Abstract

Investor-to-state dispute settlement (ISDS) mechanisms are a feature of international investment agreements (IIAs). They give private investors the right to initiate a claim against the State in which they made an investment, seeking redress against violations of an IIA concluded between that State and the investor’s home State. As it is explained in this paper, the current EU policy foresees the inclusion of ISDS in EU IIAs. This raises a number of critical issues, related: i) to the appropriateness of ISDS as a mechanism for the fair administration of justice, ii) to the risks that ISDS may affect public interest (e.g. environmental and health) laws, and iii) to the compatibility of ISDS with EU law.
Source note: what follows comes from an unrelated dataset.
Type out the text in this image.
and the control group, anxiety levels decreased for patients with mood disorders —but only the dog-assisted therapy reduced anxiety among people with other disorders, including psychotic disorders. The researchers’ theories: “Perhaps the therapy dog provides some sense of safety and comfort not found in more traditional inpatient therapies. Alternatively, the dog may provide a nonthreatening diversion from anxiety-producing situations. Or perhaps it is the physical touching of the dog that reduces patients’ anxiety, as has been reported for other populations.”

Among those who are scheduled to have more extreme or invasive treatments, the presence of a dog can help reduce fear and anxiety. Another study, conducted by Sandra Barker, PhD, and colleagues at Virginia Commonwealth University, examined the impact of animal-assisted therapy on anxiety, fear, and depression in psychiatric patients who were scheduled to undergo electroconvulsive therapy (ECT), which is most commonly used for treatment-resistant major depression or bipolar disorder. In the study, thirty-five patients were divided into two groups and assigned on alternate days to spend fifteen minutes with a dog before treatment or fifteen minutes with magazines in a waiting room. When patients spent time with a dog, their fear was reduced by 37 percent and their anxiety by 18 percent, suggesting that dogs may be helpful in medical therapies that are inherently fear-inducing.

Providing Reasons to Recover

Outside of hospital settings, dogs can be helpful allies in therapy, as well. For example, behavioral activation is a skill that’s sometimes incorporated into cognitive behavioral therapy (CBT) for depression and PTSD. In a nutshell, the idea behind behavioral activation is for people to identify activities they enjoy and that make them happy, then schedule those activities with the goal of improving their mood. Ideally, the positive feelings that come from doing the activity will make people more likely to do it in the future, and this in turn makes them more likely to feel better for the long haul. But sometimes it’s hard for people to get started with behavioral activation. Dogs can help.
This article describes the framework underlying the inclusion of ISDS in EU IIAs and analyses the abovementioned issues. It discusses the concerns raised, particularly by NGOs, on the potential impact of ISDS on EU and Member States’ regulatory powers. The article outlines the EU policy on ISDS, examines some critical aspects of ISDS as a mechanism for the administration of justice, using the CETA provisions as reference, and illustrates the threats posed by ISDS to environmental and health regulations. It also highlights the challenges in preserving public authorities’ regulatory space in the context of IIAs. Furthermore, this article deals with the compatibility of ISDS with the exclusive jurisdiction of the CJEU and the principle of autonomy of EU law, and concludes with some final remarks.